Now would be a good time to review The Loyalty Graph:
For The Loyalty Graph, the x-axis is Brand Loyalty. At the left there is 0 Brand Loyalty, as you move all the way to the right, Brand Loyalty is at its highest levels. These would be your ‘Fans’. The y-axis is Size of Market. At the bottom there is no market, at the top there is a massive market. Let’s look at each customer segment:
New Customers – These are customers that have bought from your company for the first time, or potential customers. Their Size of Market is massive, but they also have little or no Loyalty toward your brand.
Existing Customers – These are customers that are currently buying from your company. Note that the size of this group is much smaller, but levels of Brand Loyalty have gone up slightly.
Some Brand Affinity – These are regular customers, who have some affinity for your brand. They buy regularly, they probably like your products enough to endorse them to other customers, even if infrequently. The size of this market again shrinks dramatically, but loyalty levels also rise.
Brand Advocates – These are your ‘fans’. The customers that love your brand, that buy your products constantly, that promote those products endlessly to other customers. The size of this market is very tiny, but their loyalty levels are at maximum.
What’s fascinating about this graph is to note that companies and rock stars focus on opposite ends of the Brand Loyalty axis. Companies focus almost all their attention on marketing to New Customers, while rock stars focus almost all of their attention on Brand Advocates.
Why is this important? When you see that New Customers are by far the largest market, it’s easy to see why most companies focus on this group. But while the size of this group is massive, notice that New Customers have almost no loyalty toward your company. So most companies are literally marketing to a group that has no interest in hearing their message. This is why advertising is so expensive, because you are paying for the fact that your message is interrupting people that don’t want to hear that message. Also note that most companies spend little or no attention to their current customers and fans, who actually have an interest in hearing their marketing messages.

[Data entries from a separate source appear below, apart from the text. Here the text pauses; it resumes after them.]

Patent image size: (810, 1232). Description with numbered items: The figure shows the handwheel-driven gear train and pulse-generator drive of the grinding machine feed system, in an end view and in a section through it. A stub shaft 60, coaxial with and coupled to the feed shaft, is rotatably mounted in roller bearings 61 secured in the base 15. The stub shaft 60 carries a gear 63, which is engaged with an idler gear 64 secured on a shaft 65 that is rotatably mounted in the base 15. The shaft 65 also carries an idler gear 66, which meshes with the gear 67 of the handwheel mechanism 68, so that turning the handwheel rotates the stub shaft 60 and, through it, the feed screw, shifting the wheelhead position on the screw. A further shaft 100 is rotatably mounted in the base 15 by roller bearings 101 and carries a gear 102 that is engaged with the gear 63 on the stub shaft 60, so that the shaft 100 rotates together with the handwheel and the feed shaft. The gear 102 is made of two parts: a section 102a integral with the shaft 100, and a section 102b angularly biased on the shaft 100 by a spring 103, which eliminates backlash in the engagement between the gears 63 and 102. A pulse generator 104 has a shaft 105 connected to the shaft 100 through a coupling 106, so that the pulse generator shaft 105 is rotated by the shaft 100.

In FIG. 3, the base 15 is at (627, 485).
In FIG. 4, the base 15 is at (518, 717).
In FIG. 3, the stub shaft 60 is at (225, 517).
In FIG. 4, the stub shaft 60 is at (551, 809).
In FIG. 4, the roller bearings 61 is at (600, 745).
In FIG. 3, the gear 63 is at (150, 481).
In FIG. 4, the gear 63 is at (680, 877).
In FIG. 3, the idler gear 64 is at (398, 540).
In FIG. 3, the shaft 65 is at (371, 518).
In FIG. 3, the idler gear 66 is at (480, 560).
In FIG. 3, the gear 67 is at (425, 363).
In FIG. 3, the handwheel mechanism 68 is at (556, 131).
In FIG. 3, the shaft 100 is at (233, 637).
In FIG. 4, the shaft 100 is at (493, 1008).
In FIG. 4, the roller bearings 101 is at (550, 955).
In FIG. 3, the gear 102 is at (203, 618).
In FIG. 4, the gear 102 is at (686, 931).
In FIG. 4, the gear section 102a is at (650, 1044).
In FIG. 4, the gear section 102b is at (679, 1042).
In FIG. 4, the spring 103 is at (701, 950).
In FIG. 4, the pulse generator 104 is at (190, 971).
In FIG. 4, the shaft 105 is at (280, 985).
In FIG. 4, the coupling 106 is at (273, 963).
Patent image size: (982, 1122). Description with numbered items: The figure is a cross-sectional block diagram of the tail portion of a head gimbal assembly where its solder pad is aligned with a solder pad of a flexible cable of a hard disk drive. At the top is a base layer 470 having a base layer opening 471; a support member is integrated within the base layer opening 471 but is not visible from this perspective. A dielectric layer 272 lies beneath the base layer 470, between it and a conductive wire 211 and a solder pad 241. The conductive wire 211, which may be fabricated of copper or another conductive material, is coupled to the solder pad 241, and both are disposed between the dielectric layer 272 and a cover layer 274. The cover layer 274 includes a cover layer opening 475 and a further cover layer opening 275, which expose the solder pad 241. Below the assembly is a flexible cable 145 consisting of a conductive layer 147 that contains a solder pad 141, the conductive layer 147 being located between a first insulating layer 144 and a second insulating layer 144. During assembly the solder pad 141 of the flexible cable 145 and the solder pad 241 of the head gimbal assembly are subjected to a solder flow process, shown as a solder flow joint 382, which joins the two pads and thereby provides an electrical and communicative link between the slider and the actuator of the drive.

Now notice that rock stars focus almost exclusively on their Brand Advocates. Brand Advocates are by far the smallest market, but notice they have the highest levels of loyalty toward the brands they buy from. Also, think about what brand advocates do: They advocate for your brand. Brand Advocates acquire other customers for you! They promote your brand to other customers and encourage them to buy from your brand. And unlike New Customers, Brand Advocates WANT you to market to them! They are desperate to hear from your brand and have more contact with that brand.
So think of the contrast: Companies spend billions to market to a group (New Customers) who does not want to be marketed to. On the other hand, rock stars only attempt to connect with the group (Brand Advocates) that wants to hear from them!
Companies spend billions on advertising to acquire New Customers, rock stars market to their fans and let their fans acquire customers for them.
Which method is less expensive? Which method is more effective? Obviously, letting your current customers acquire new customers for you the better and smarter play.
So why don’t more companies do this? Because by acquiring new customers via advertising, companies have far more control over its marketing messages. This need for control over marketing messages shows that most companies don’t trust their customers to market to other customers. Rock stars completely trust their fans, and empower them to market for their favorite rock stars.
Interaction leads to understand, leads to trust, which leads to advocacy. Rock stars constantly interact with their fans, so they understand them, and trust them. Most companies have little to no interaction with their customers, so they don’t understand them, and don’t trust them.
Your current customers are your best available tool to acquire new customers.
PS: I want to thank everyone who is reading and subscribing and I appreciate all the kind emails as well! Yesterday’s traffic was up 32% versus last Monday, so thank you for your support!